Dilru Silva, a senior biology and psychology major, said she chose to volunteer as a world leader because she knew of the struggles her parents faced when they immigrated to the U.S. from Sri Lanka to attend college.
“Their decision to study, live and raise their children here really shaped my life and gave me opportunities only dreamt of in Sri Lanka,” she explained. “Being able to make that initial transition to the U.S. easier for other students who have a similar story is what motivates me.”
World Leader Justin Han, a senior double majoring in genetics and music, echoed Silva’s sentiments.
“As a military child and as a student who has studied abroad, I can relate to how terrifying it could be to experience a dramatic change in environment and how stressful it is to adapt to it,” he said. “I want to mitigate those afflictions by creating a home away from home for these students.”
“ISL welcomed me with open arms and has been like a family for me here in the U.S. Orientation was a remarkable experience that made me love and appreciate UGA, the U.S. and even the very confusing tax system”
— Nana Boateng
Last year, nearly 250 incoming first-year and transfer international students attended the orientation. Jeffery says the detailed nature of UGA’s program makes it desirable to students.

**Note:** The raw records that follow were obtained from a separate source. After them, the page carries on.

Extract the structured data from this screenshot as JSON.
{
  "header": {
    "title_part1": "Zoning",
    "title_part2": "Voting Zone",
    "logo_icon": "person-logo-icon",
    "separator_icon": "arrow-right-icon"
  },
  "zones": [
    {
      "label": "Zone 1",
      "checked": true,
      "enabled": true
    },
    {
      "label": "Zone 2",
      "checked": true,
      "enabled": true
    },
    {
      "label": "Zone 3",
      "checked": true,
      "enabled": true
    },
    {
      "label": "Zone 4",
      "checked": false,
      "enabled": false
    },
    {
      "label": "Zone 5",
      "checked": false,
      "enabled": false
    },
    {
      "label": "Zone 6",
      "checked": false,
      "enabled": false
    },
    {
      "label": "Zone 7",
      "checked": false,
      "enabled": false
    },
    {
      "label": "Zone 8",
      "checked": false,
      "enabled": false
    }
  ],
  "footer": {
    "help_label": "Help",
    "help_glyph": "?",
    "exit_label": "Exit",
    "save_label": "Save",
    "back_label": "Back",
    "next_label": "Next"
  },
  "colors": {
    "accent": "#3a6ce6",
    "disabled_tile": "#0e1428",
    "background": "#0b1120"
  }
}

“At many other schools, international orientation is administered through admissions, but we are fortunate at Georgia to have a department like ISL dedicated solely to supporting students from abroad,” he said. “The length of our program is also unique because we want to avoid overloading the students. It’s a lot of information to digest.”
Social events are also an important part of the experience. ISL staff and world leaders plan pool parties, bowling, soccer and Frisbee games, trips to the movies and shopping excursions.
Boeteng says she’d love the chance to participate in orientation all over again.
“ISL welcomed me with open arms and has been like a family for me here in the U.S. Orientation was a remarkable experience that made me love and appreciate UGA, the U.S. and even the very confusing tax system,” she quipped.
This year’s International Student Orientation is scheduled from Aug. 4-10.
ISL was formed in 1997 to support UGA’s goal of fostering a campus climate that appreciates and promotes an interdependent global society. The department’s other programs and services include advising for international student organizations, tax-preparation assistance for international students, off-campus housing support, cross-cultural adjustment counseling and individual student advising.